La seule fonction élective incompatible, dans la Constitution de 1958, concernait le mandat parlementaire, qui ne visait donc que le mandat de député ou de sénateur, puis en 1977 celui de représentant français au Parlement européen assimilé aux parlementaires nationaux. La loi organique du 19 janvier 1995 notamment relative aux incompatibilités applicables aux membres du Parlement et à ceux du Conseil constitutionnel a fait du principe de l’incompatibilité de la fonction de membre du Conseil constitutionnel avec tout mandat électoral, y compris local, une obligation générale. Seuls échappent à cette incompatibilité les mandats professionnels et syndicaux. Le développement des lois relatives aux collectivités territoriales justifiait que l’interdiction concerne aussi les titulaires de mandats locaux.
Les incompatibilités professionnelles se caractérisaient aussi, à l’origine, par leur faible nombre. La Constitution, dans son article 57, ne prévoit que l’interdiction, pour un membre du Conseil constitutionnel, d’être « ministre », qu’il faut comprendre comme signifiant « membre du gouvernement ». Cette interdiction logique s’expliquait par le rôle d’arbitrage que le Conseil est appelé à jouer entre l’exécutif et les assemblées parlementaires. Tout comme l’incompatibilité avec le mandat parlementaire est assez évidente, celle avec la fonction de ministre l’est aussi. Sur l’ensemble des membres du Conseil constitutionnel et ayant été nommés membres du gouvernement, peu de cas se sont présentés. Ce fut d’abord celui de Georges Pompidou, désigné Premier ministre le 14 avril 1962 puis, en 2017, celui de Nicole Belloubet, nommée ministre de la Justice. Si plusieurs parlementaires sont devenus membres du Conseil constitutionnel, aucun ministre en fonction n’a choisi de devenir membre du Conseil, illustrant le prestige de la fonction exécutive sous la Ve République.

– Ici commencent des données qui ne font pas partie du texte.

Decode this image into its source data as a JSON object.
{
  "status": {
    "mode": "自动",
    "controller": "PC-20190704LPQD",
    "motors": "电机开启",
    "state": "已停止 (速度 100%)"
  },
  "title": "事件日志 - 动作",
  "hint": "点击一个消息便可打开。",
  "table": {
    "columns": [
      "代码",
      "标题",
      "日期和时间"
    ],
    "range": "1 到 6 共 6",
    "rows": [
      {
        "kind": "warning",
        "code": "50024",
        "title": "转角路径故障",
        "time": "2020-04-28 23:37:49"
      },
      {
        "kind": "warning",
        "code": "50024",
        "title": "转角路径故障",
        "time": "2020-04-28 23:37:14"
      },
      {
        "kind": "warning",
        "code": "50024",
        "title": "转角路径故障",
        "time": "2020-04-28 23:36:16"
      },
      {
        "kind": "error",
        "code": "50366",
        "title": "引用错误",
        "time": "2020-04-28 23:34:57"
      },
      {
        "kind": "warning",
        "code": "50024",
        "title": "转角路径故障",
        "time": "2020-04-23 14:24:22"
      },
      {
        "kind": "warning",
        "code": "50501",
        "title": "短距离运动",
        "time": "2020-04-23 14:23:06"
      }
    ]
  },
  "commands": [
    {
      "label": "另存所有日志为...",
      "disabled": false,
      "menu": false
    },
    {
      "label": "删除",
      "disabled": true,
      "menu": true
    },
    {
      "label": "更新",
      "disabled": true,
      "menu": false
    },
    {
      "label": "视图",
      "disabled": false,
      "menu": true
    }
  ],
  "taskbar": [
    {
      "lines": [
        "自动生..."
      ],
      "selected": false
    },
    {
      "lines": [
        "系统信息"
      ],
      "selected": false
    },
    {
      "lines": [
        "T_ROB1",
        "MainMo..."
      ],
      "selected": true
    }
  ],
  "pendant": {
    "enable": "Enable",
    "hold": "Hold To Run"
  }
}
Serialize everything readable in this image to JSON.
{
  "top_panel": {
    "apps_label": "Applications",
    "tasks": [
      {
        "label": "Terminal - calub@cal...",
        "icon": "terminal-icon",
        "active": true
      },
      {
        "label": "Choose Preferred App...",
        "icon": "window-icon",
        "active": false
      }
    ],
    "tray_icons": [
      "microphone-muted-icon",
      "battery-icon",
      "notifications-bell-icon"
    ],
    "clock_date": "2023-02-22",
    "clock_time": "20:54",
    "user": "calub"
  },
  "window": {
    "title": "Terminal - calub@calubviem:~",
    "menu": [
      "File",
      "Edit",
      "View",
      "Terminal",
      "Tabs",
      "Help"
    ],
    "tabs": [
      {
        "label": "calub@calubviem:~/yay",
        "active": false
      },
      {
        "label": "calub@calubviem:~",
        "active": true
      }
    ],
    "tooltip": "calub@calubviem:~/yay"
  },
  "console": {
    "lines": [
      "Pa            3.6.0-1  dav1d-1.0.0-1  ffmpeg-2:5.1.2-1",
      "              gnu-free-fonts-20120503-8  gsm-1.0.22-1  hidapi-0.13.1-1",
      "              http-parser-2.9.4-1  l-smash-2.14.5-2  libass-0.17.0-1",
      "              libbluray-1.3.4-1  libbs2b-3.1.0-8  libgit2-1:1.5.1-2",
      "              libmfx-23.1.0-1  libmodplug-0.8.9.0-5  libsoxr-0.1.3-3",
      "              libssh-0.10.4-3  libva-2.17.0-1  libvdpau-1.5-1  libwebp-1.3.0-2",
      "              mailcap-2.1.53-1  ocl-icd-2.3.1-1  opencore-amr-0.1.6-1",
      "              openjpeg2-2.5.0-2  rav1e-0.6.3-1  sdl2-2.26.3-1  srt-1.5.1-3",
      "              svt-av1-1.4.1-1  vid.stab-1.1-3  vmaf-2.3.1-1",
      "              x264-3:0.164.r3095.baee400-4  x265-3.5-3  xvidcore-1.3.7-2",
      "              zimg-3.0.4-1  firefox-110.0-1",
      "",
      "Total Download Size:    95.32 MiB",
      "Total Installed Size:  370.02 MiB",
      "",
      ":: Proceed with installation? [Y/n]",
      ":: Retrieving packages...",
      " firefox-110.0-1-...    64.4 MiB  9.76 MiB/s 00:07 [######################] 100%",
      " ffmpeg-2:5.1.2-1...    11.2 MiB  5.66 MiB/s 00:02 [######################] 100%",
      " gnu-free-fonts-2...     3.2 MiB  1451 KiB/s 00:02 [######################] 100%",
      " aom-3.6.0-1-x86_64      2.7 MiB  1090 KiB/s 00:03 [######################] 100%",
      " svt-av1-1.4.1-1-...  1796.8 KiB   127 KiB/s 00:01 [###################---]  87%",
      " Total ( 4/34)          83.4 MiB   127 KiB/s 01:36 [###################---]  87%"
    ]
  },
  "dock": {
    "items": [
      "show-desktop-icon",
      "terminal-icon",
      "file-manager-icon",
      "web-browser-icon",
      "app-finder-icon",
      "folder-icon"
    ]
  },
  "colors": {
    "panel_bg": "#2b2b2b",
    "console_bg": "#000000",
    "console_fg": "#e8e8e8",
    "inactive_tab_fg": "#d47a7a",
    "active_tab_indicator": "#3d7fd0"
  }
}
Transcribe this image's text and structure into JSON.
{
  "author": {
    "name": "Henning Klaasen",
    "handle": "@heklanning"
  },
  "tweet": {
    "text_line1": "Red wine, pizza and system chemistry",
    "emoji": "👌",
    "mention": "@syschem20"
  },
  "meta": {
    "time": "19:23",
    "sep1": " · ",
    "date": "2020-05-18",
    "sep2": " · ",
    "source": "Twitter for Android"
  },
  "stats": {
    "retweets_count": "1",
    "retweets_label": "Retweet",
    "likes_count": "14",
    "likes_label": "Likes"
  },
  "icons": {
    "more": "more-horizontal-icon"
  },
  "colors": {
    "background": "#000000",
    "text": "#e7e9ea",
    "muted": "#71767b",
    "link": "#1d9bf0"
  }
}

Comme en matière d’incompatibilité élective, une réforme était sans doute nécessaire afin de protéger l’impartialité de l’institution. Celle-ci s’est produite, en réalité, en deux temps. La loi précitée du 19 janvier 1995 a tout d’abord disposé que « les incompatibilités professionnelles applicables aux membres du Parlement sont également applicables aux membres du Conseil constitutionnel », estimant qu’il était logique d’exiger autant de ceux qui jugent la loi que de ceux qui la font.
Ensuite, la loi organique du 11 octobre 2013 relative à la transparence de la vie publique a souhaité définir spécialement le régime des incompatibilités qui pèsent sur les membres du Conseil, en proclamant que « L’exercice des fonctions de membre du Conseil constitutionnel est incompatible avec l’exercice de toute fonction publique et de toute activité professionnelle ou salariée ». Elle a même précisé que « les fonctions de membre du Conseil constitutionnel sont incompatibles avec l’exercice de la profession d’avocat », démontrant, a contrario, que la place des professions para-judiciaires devenait primordiale au sein de ce qui était devenu une véritable juridiction.
Il a fallu attendre cependant 2008, et presque concomitamment à la révision constitutionnelle de 2008, pour que le Conseil constitutionnel se prononce sur sa propre indépendance dans la décision du 9 juillet 2008 relative à la loi organique relative aux archives du Conseil constitutionnel.
Il a jugé que la loi ne portait atteinte ni à la séparation des pouvoirs ni à l’indépendance du Conseil constitutionnel qui résulte de l’ensemble des dispositions du titre VII de la Constitution, alors même que le terme n’y figure pas. Le Conseil procédait ainsi à une lecture constructive des dispositions expresses du texte, faisant de lui une institution de la République.
Régulateur des pouvoirs publics et juge constitutionnel
Alors qu’aux origines de la Ve République, le Conseil n’était conçu que comme un instrument du parlementarisme rationalisé, il est devenu une juridiction à part entière au point de faire craindre à certains qu’il ne devienne une Cour suprême. Intervenant, pendant longtemps, dans le seul cadre du contrôle a priori, c’est-à-dire avant la promulgation de la loi, le Conseil semblait se situer à l’intérieur même du processus législatif, ce qui conduit le Conseil à être un acteur de ce processus, un « co-législateur » en quelque sorte, qui exercerait non pas un contrôle juridictionnel mais un contrôle « institutionnel » lequel par son objet même – la loi, expression de la volonté de la majorité – relèverait d’une fonction éminemment politique. Le Conseil a pourtant pris soin d’affirmer très tôt qu’il ne disposait pas d’une compétence générale l’autorisant à régler toutes les difficultés relatives à l’application de la Constitution. En même temps, le Conseil a su interpréter de manière extensive la Constitution pour devenir un gardien essentiel des libertés, rôle que la révision de 2008 a fini par consacrer.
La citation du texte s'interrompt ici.